Yakuza, i numeri della «crisi»

In by Gabriele Battaglia

Sono meno di 50mila gli associati ai clan di yakuza nel 2015. È l’agenzia nazionale di polizia giapponese a diffondere i numeri della crisi della malavita organizzata giapponese. Numeri che indicano un cambiamento del crimine organizzato. Non certo la sua estinzione. Secondo i dati delle autorità di Tokyo, l’affiliazione ai clan, che godono di uno status semi-legale, è in calo per il sesto anno consecutivo. A inizio 2016 sono poco meno di 47mila, quasi 7mila in meno rispetto allo scorso anno. Per i clan si tratta del numero più basso di affiliati dal 1958, da quando cioè per la prima volta sono state pubblicate statistiche in tema.

Merito, dice l’agenzia nazionale di polizia, di una serie di operazioni che hanno colpito alcuni clan affiliati allo Yamaguchi-gumi, l’organizzazione criminale più vasta e potente del Paese-arcipelago, nella città di Nagoya e nella regione del Kyushu.

Merito anche di nuove leggi per il «contenimento» della yakuza — che formalmente non è illegale — e del maggiore coinvolgimento della popolazione nel contrasto al crimine organizzato. Nel 2011 sono entrate in vigore ordinanze di «esclusione» che impongono a individui e aziende di «impegnarsi» a dichiarare di non contribuire al profitto di altri individui o aziende con contatti con i clan mafiosi.

Queste leggi hanno funzionato da deterrente, coinvolgendo anche aziende che lavoravano «innocentemente» per i clan, fornendo catering o biglietti da visita, e aumentato notevolmente la capacità di sorveglianza della polizia.

Non sembrano però aver creato le condizioni per un maggiore contrasto alla mala in ambiti come la speculazione sui terreni, in borsa, le forniture di lavoro temporaneo, su cui da anni i clan mafiosi giapponesi operano in attivo.

Le ultime notizie sulla «crisi» della yakuza arrivano inoltre a pochi mesi dalla clamorosa scissione interna allo Yamaguchi-gumi, la più grande e potente confederazione di clan mafiosi del Giappone, cui è seguita la fondazione del Kobe Yamaguchi-gumi, una formazione “ribelle” guidata da Kunio Inoue con sede nella città portuale di Kobe, Giappone occidentale.

Il 28 agosto 2015, a Inoue era stata recapitata la «scomunica» da parte del capo supremo della Yamaguchi-gumi, Shinobu Tsukasa.

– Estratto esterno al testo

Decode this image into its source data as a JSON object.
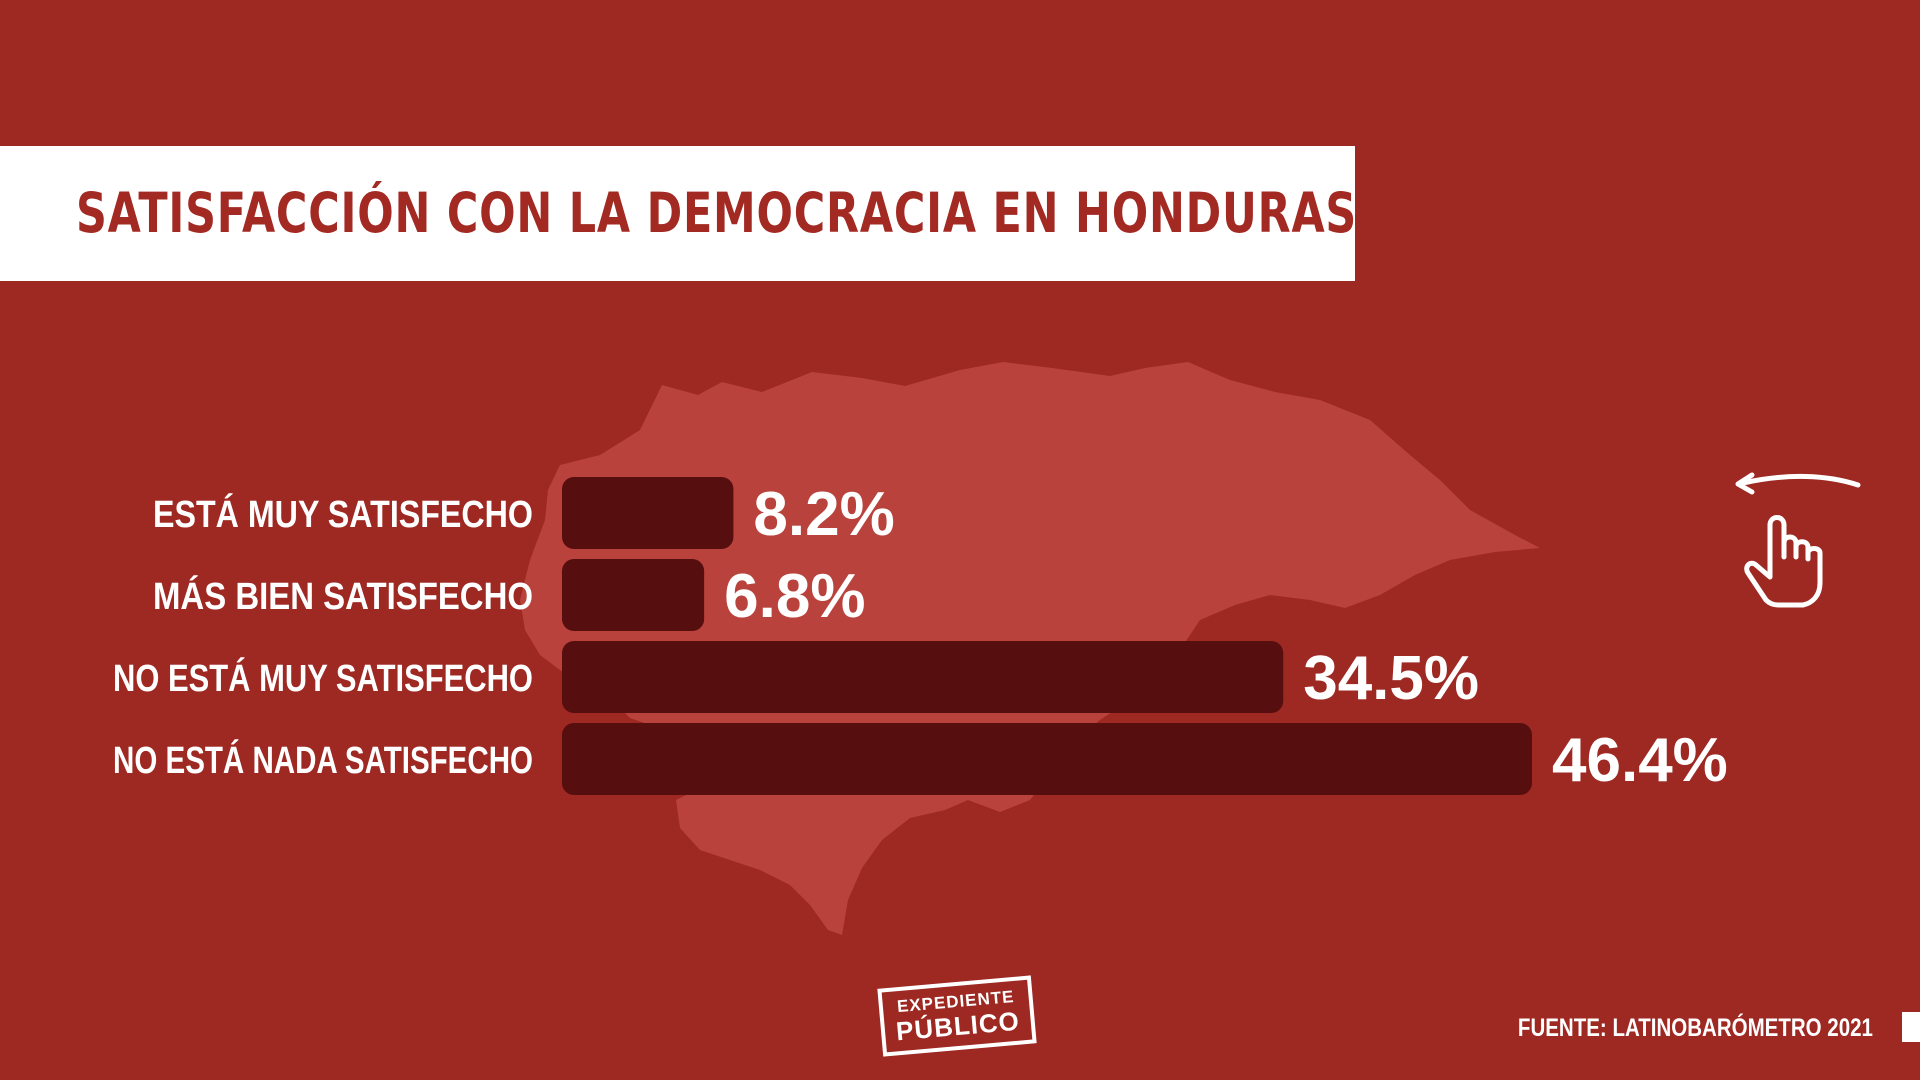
{
  "title": "SATISFACCIÓN CON LA DEMOCRACIA EN HONDURAS",
  "source": "FUENTE: LATINOBARÓMETRO 2021",
  "logo": {
    "line1": "EXPEDIENTE",
    "line2": "PÚBLICO"
  },
  "icons": {
    "swipe": "swipe-hand-icon",
    "background_map": "honduras-map-icon"
  },
  "colors": {
    "background": "#9e2822",
    "map": "#b9433c",
    "bar": "#560e0e",
    "title_band": "#ffffff",
    "title_text": "#a32923",
    "text": "#ffffff"
  },
  "chart_data": {
    "type": "bar",
    "orientation": "horizontal",
    "title": "SATISFACCIÓN CON LA DEMOCRACIA EN HONDURAS",
    "categories": [
      "ESTÁ MUY SATISFECHO",
      "MÁS BIEN SATISFECHO",
      "NO ESTÁ MUY SATISFECHO",
      "NO ESTÁ NADA SATISFECHO"
    ],
    "values": [
      8.2,
      6.8,
      34.5,
      46.4
    ],
    "value_labels": [
      "8.2%",
      "6.8%",
      "34.5%",
      "46.4%"
    ],
    "xlim": [
      0,
      46.4
    ],
    "grid": false,
    "legend": "none"
  }
}
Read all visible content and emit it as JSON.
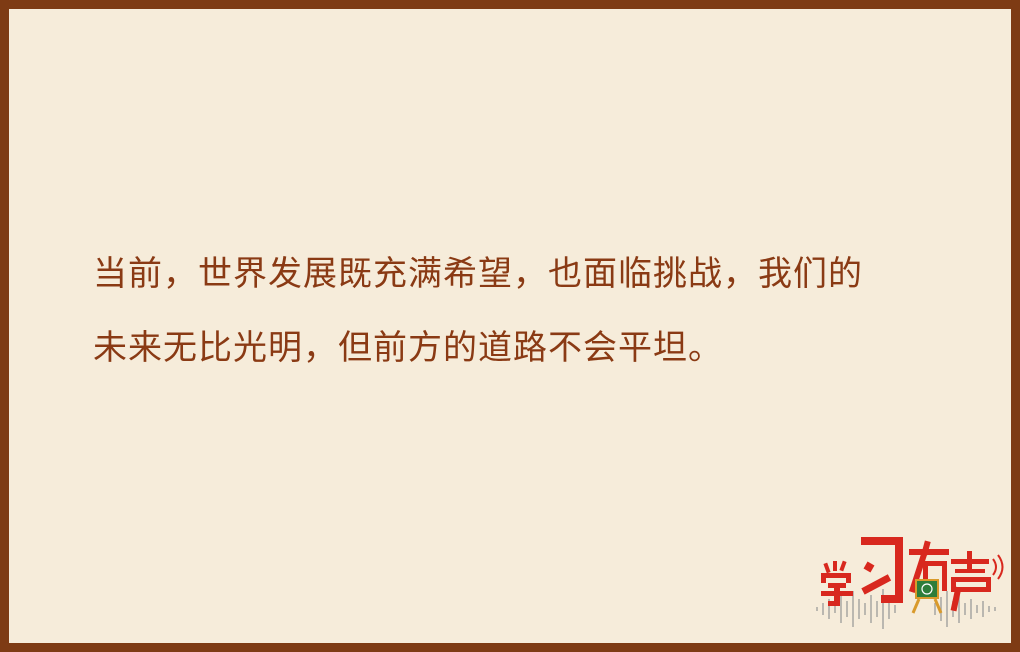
{
  "quote": {
    "line1": "当前，世界发展既充满希望，也面临挑战，我们的",
    "line2": "未来无比光明，但前方的道路不会平坦。"
  },
  "logo": {
    "text": "学习有声",
    "icon": "chalkboard-icon",
    "colors": {
      "primary": "#d8281e",
      "board": "#2e7d3a",
      "easel": "#d99a2b",
      "wave": "#9a9a9a"
    }
  },
  "colors": {
    "background": "#f6ecda",
    "border": "#7e3b14",
    "text": "#8a3a14"
  }
}
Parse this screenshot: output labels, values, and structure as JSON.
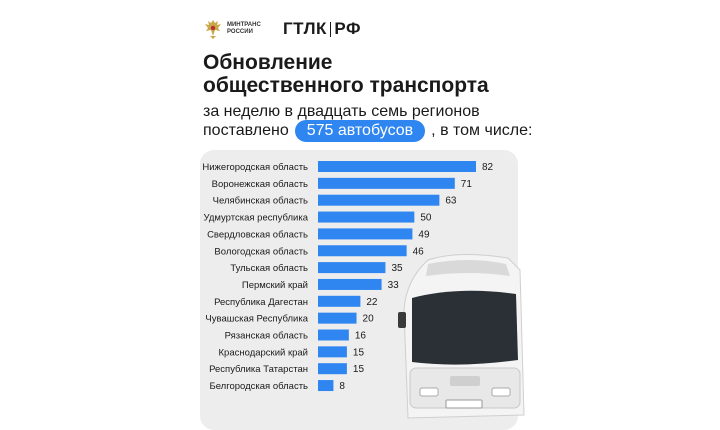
{
  "header": {
    "mintrans_line1": "МИНТРАНС",
    "mintrans_line2": "РОССИИ",
    "gtlk_left": "ГТЛК",
    "gtlk_right": "РФ"
  },
  "title_line1": "Обновление",
  "title_line2": "общественного транспорта",
  "subtitle_line1": "за неделю в двадцать семь регионов",
  "subtitle_line2_before": "поставлено",
  "subtitle_highlight": "575 автобусов",
  "subtitle_line2_after": ", в том числе:",
  "colors": {
    "accent": "#2f86f0",
    "panel": "#ededed"
  },
  "chart_data": {
    "type": "bar",
    "orientation": "horizontal",
    "categories": [
      "Нижегородская область",
      "Воронежская область",
      "Челябинская область",
      "Удмуртская республика",
      "Свердловская область",
      "Вологодская область",
      "Тульская область",
      "Пермский край",
      "Республика Дагестан",
      "Чувашская Республика",
      "Рязанская область",
      "Краснодарский край",
      "Республика Татарстан",
      "Белгородская область"
    ],
    "values": [
      82,
      71,
      63,
      50,
      49,
      46,
      35,
      33,
      22,
      20,
      16,
      15,
      15,
      8
    ],
    "data_labels": true
  }
}
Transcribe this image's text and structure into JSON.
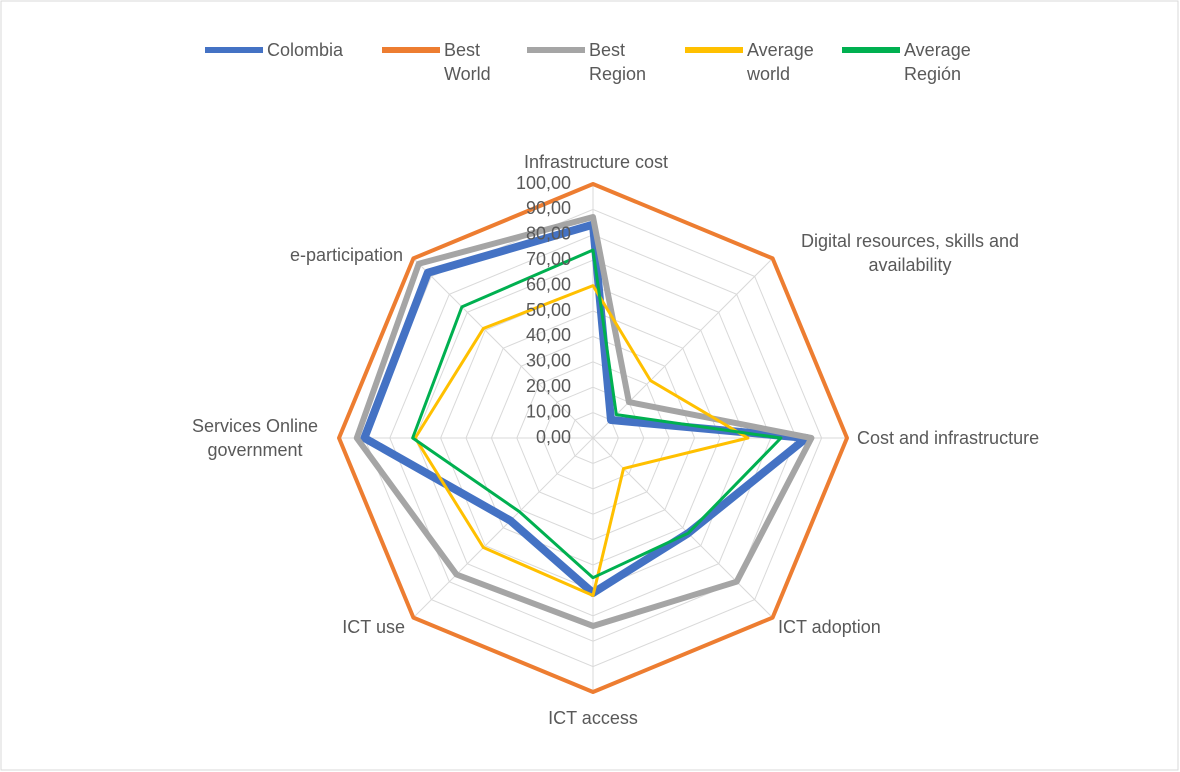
{
  "chart_data": {
    "type": "radar",
    "categories": [
      "Infrastructure cost",
      "Digital resources, skills and availability",
      "Cost and infrastructure",
      "ICT adoption",
      "ICT access",
      "ICT use",
      "Services Online government",
      "e-participation"
    ],
    "series": [
      {
        "name": "Colombia",
        "color": "#4472c4",
        "values": [
          84,
          10,
          84,
          53,
          61,
          46,
          90,
          92
        ]
      },
      {
        "name": "Best World",
        "color": "#ed7d31",
        "values": [
          100,
          100,
          100,
          100,
          100,
          100,
          100,
          100
        ]
      },
      {
        "name": "Best Region",
        "color": "#a5a5a5",
        "values": [
          87,
          20,
          86,
          80,
          74,
          76,
          93,
          97
        ]
      },
      {
        "name": "Average world",
        "color": "#ffc000",
        "values": [
          60,
          32,
          61,
          17,
          62,
          61,
          70,
          61
        ]
      },
      {
        "name": "Average Región",
        "color": "#00b050",
        "values": [
          74,
          13,
          74,
          53,
          55,
          41,
          71,
          73
        ]
      }
    ],
    "ylim": [
      0,
      100
    ],
    "yticks": [
      {
        "value": 0,
        "label": "0,00"
      },
      {
        "value": 10,
        "label": "10,00"
      },
      {
        "value": 20,
        "label": "20,00"
      },
      {
        "value": 30,
        "label": "30,00"
      },
      {
        "value": 40,
        "label": "40,00"
      },
      {
        "value": 50,
        "label": "50,00"
      },
      {
        "value": 60,
        "label": "60,00"
      },
      {
        "value": 70,
        "label": "70,00"
      },
      {
        "value": 80,
        "label": "80,00"
      },
      {
        "value": 90,
        "label": "90,00"
      },
      {
        "value": 100,
        "label": "100,00"
      }
    ],
    "grid": true,
    "legend": "top"
  }
}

Il boss supremo aveva deciso di interrompere i rapporti con il clan di Kobe e altri dodici associazioni che avevano criticato l’amministrazione finanziaria dell’organizzazione e lo spostamento degli equilibri di potere interni — e geografici — verso Nagoya, città natale di Tsukasa e sede del suo clan, il Kodo-kai.

La scissione ha provocato un ulteriore aumento delle soglie di allerta nelle autorità di polizia e portato a nuovi arresti in tutto l’arcipelago. Il momento è dunque difficile per i gangster del Sol Levante. Ma è difficile credere in un prossimo futuro «senza» yakuza. 

Il regista Takeshi Kitano con i suoi film a tema yakuza è diventato celebre in tutto il mondo. Nel suo recente Ryuzo to Shichinin no Kobuntachi (all’incirca: Ryuzo e i suoi sette «picciotti») metteva in scena una sorta di transizione culturale in corso nella malavita organizzata nipponica.

A una scalcagnata compagine di yakuza settantenni legati ai valori «tradizionali» — come l’onore e il legame di sangue tra affiliati allo stesso clan — con un rapporto quasi amichevole con la polizia, si contrapponeva un’organizzazione di stampo aziendale fatta da criminali in completo scuro preoccupati dal solo profitto — ricavato dalle truffe ai danni degli anziani e altre speculazioni finanziarie.

Il film divertiva per l’anacronismo dei vecchi yakuza. Ma aveva anche un risvolto nostalgico: il mondo di oggi sembra non appartenergli più. La «nuova» yakuza non sembra badare troppo alle questioni di onore. Essa sa adattarsi al proprio tempo e sfruttare le disfunzionalità della società.

La strategia repressiva messa in campo dalla polizia giapponese potrebbe infatti non dare i frutti sperati. Come sottolineava Andrew Rankin in un dettagliato articolo sul crimine organizzato in Giappone, l’altra faccia della diminuzione dei membri effettivi dei clan è il loro progressivo scivolare «sotto terra», fuori dai radar delle autorità. Ed è qui che i maggiori clan si riorganizzeranno. Anche a costo di sacrificare parti della «cultura» che li ha resi romantiche maschere cinematografiche.